Our research concludes that pre-trained models can be used for cyber-security-oriented tasks such as the recognition of chat-based social engineering attacks. The benefits are considerable:

• Less development and training time compared to an RNN model approach that is trained from scratch. The model weights are pre-trained, encoding valuable information trained on extensive corpora.
• Less training data as we only need to fine-tune the pre-trained model for a specific downstream task.
• Increased accuracy on the downstream task after fine-tuning for a few epochs (e.g., 2–4).

Initially, we encountered many errors of overestimating semantic similarity, and after further research, we concluded that punctuation played a crucial role in many missed cases. Additionally, the lexical overlap was another reason that led the model to mistakenly classify pairs of sentences as similar when they were not. The reasons were almost analogous for the cases where the CSE-Persistence model underpredicted similarity.

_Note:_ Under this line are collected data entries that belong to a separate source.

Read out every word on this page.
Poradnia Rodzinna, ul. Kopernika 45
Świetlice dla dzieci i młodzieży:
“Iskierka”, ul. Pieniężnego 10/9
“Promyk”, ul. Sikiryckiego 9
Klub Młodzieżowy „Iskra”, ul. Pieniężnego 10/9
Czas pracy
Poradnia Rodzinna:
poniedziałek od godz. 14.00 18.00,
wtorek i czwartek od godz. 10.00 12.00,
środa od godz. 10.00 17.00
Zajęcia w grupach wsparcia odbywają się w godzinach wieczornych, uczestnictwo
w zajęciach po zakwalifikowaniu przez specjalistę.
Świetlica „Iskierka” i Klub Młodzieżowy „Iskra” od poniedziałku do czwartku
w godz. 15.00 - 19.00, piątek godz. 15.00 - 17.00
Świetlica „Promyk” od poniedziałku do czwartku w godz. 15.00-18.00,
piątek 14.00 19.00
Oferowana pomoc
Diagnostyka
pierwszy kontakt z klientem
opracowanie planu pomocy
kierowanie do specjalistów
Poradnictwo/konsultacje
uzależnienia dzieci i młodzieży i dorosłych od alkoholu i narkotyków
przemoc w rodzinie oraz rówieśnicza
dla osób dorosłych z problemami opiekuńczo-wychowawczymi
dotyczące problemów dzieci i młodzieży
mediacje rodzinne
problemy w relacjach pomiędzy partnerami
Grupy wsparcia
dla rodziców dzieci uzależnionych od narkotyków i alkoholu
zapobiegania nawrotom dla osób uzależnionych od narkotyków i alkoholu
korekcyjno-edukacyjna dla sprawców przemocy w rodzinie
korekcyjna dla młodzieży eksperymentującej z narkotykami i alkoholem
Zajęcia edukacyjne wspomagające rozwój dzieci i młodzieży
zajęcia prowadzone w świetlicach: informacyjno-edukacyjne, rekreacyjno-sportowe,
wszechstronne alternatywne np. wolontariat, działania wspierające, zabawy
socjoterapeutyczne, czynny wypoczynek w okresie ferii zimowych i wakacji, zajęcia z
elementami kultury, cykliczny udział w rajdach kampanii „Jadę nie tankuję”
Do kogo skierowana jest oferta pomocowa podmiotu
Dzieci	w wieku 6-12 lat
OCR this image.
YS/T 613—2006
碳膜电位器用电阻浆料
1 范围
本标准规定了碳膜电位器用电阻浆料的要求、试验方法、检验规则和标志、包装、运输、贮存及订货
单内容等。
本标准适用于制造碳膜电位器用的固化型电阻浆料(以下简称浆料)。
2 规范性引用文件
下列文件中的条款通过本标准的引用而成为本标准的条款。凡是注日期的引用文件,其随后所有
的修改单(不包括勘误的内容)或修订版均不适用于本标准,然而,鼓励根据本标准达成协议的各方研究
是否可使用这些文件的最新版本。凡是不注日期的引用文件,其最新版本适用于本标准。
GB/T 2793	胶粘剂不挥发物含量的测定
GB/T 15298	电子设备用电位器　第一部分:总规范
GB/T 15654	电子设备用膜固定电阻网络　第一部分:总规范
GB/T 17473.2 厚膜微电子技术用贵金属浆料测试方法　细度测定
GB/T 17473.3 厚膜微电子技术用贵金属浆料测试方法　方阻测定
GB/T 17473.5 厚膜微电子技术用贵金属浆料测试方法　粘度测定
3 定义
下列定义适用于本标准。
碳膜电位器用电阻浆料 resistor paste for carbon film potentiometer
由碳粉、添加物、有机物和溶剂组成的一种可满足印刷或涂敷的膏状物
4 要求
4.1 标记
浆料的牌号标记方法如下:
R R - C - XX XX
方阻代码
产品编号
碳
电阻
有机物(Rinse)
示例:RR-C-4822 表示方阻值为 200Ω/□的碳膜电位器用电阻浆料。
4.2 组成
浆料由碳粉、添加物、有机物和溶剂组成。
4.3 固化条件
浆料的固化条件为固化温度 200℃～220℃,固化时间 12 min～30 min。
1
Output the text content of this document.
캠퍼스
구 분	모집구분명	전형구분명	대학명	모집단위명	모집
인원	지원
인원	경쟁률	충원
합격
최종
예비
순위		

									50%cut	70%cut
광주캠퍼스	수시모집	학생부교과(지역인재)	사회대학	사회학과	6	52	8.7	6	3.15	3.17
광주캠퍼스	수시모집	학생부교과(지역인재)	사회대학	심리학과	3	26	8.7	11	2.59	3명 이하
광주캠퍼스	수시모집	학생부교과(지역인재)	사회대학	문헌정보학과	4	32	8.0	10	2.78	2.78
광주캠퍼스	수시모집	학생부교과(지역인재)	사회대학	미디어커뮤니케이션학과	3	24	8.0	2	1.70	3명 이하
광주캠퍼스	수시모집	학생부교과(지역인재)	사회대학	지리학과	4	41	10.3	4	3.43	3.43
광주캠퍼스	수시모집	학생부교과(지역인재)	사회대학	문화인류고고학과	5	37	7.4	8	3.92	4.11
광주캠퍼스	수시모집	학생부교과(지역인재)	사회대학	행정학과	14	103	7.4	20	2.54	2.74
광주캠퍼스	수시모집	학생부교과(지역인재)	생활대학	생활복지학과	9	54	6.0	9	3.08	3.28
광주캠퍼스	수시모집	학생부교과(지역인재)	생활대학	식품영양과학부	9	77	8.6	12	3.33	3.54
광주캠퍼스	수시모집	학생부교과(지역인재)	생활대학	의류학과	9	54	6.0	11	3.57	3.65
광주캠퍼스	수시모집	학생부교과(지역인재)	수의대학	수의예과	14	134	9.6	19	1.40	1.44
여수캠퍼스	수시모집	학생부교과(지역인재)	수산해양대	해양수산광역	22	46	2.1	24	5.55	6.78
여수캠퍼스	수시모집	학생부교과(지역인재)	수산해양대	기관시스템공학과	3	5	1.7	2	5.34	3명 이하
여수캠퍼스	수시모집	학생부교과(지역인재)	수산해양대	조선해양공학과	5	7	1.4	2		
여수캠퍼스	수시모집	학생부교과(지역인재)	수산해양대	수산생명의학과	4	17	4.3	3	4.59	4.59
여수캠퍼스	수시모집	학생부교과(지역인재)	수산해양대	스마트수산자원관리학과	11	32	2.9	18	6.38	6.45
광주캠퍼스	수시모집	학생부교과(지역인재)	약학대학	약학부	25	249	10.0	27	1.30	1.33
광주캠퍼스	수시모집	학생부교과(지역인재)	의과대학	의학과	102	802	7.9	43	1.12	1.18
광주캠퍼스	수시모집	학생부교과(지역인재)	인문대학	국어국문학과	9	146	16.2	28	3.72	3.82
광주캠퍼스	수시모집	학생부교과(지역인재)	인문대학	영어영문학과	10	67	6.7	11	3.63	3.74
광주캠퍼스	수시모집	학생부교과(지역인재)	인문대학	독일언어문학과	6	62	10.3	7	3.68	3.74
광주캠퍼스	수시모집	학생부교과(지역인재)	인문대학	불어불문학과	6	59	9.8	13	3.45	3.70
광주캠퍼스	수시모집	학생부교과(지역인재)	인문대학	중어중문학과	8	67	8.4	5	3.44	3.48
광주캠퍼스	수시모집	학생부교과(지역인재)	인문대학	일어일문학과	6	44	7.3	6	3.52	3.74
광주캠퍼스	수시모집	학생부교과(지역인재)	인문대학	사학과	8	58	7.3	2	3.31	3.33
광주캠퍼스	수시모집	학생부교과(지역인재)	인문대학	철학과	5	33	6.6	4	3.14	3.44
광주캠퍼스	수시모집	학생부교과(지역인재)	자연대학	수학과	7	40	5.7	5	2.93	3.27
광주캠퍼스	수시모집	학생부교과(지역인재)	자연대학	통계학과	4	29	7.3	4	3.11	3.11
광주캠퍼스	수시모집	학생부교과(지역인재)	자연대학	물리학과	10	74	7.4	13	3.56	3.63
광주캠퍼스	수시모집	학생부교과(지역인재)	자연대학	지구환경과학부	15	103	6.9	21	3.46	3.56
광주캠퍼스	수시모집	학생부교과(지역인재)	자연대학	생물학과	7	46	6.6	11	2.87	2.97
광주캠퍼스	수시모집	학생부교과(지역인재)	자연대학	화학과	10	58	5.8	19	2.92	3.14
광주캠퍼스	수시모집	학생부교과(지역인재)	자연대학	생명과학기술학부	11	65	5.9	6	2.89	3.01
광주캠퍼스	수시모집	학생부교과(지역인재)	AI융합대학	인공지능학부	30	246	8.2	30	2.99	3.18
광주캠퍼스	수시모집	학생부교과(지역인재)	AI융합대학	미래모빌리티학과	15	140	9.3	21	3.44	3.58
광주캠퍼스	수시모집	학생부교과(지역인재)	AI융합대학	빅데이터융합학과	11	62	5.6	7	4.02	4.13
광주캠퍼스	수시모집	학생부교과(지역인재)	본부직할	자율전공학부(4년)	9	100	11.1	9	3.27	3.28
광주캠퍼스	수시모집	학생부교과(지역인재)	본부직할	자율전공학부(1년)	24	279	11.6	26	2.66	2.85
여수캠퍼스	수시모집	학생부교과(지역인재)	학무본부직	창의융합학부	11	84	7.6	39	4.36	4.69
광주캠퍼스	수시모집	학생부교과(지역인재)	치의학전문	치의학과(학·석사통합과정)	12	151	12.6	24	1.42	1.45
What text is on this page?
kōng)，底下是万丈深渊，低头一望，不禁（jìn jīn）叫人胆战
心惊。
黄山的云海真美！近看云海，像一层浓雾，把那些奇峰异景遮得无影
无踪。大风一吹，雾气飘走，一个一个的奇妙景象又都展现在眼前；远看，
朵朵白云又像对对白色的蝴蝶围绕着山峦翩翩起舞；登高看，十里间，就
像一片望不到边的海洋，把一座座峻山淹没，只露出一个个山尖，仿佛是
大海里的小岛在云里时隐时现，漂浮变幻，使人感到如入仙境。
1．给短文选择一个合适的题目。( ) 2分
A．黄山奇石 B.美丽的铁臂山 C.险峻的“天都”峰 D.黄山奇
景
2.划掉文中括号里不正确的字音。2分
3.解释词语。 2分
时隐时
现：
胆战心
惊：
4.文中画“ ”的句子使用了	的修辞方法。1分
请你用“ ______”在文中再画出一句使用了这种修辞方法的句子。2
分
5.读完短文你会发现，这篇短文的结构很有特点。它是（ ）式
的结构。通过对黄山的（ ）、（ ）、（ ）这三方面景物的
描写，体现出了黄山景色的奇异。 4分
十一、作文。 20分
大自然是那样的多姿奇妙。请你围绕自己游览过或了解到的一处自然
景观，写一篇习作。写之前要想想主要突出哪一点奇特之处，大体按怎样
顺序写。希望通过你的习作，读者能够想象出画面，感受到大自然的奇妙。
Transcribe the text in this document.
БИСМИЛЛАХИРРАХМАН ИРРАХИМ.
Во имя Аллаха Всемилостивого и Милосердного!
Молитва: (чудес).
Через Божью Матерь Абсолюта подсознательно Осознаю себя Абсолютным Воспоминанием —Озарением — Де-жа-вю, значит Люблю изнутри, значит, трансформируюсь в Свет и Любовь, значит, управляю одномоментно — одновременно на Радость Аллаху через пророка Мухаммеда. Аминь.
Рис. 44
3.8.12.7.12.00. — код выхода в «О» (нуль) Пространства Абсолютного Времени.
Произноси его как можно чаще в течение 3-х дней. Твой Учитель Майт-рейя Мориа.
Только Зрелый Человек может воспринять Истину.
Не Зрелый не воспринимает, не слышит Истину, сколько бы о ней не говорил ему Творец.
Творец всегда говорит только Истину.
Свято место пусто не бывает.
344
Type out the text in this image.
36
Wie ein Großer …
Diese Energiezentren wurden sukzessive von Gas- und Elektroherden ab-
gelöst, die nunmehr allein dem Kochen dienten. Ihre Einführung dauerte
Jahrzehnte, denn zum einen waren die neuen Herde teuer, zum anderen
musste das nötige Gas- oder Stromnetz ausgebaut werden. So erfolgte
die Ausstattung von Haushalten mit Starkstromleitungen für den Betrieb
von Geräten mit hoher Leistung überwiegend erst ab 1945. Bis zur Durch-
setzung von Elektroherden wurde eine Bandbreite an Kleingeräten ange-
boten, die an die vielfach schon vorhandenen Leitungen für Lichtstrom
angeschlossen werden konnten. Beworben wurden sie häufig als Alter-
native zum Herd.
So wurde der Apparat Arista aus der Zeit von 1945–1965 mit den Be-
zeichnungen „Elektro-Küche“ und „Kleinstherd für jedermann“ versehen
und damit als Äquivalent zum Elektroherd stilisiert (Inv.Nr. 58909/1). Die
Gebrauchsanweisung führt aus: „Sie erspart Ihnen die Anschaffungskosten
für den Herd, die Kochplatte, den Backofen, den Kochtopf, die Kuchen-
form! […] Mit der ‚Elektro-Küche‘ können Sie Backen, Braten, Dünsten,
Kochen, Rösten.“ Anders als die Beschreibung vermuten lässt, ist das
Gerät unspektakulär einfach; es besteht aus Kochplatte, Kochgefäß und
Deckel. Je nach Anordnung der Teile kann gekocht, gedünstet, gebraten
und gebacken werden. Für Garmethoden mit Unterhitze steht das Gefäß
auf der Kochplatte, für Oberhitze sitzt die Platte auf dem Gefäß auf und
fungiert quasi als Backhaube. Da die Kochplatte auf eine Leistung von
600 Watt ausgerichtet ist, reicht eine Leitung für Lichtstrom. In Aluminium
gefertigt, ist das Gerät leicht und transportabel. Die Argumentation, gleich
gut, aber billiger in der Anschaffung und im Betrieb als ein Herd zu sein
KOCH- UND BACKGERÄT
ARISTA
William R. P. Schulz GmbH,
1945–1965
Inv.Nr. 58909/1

Thus, the similarity was difficult to detect when there was a significant lack of lexical overlap or if completely different punctuation was used.

We experimented by using Euclidean distance instead of cosine similarity, and we observed slightly worse performance metrics. This can be explained because Euclidean distance is highly effective at clustering tasks, but a smaller distance is measured if the two different vectors have no common attribute values.

We explored word embeddings dimensionality reduction with Principal Components Analysis (PCA) and found a slight improvement in accuracy as in [43]. This approach may be helpful in the case of a smaller dataset; however, research is ongoing regarding making pre-trained models better few-shot learners [44,45] focusing on natural language inference tasks such as text entailment [46]. Few-shot learners, along with prompt engineering and GPT-3 [47], are the next step in our journey.

8. Conclusions

In this paper, CSE-PersistenceBERT was introduced, a pre-trained BERT-based model that was fine-tuned using the custom CSE-Persistence corpus to recognize persistent behavior as an enabler of successful chat-based social engineering attacks. Through pre-training on a corpus with long sections of contiguous in-context sentences, CSE-PersistenceBERT acquired the necessary language knowledge related to CSE attacks. This way the model acquires the capability to process long-range linguistic and semantic dependencies which are then successfully transferred to solve NLU tasks such as persistence recognition. The presented work confirms that the generic word vector representations produced by the pre-trained models can be employed in a range of natural language processing tasks related to the cyber security domain. Moreover, our fine-tuning using the appropriately annotated CSE-Persistence corpus generated in-context representations suitable for the paraphrase recognition task during a chat-based social engineering attack. The approach taken achieved satisfactory performance results while keeping the same model size. In the future, we plan to investigate the effects of data augmentation to improve the model’s performance.

CSE-PersistenceBERT is intended to be part of a holistic system that aims to recognize CSE attacks in real time. The simple model design was one of our primary design principles in order to keep computational resources low. We are planning to integrate this model into an ensemble model which combines the output of several individual CSE attack recognizers on the basis of different characteristics e.g., personality characteristics, deception, and persuasion attempts detection, dialogue-act recognition, etc. The final prediction of the ensemble model will be performed using a heuristic, e.g., weighted majority vote.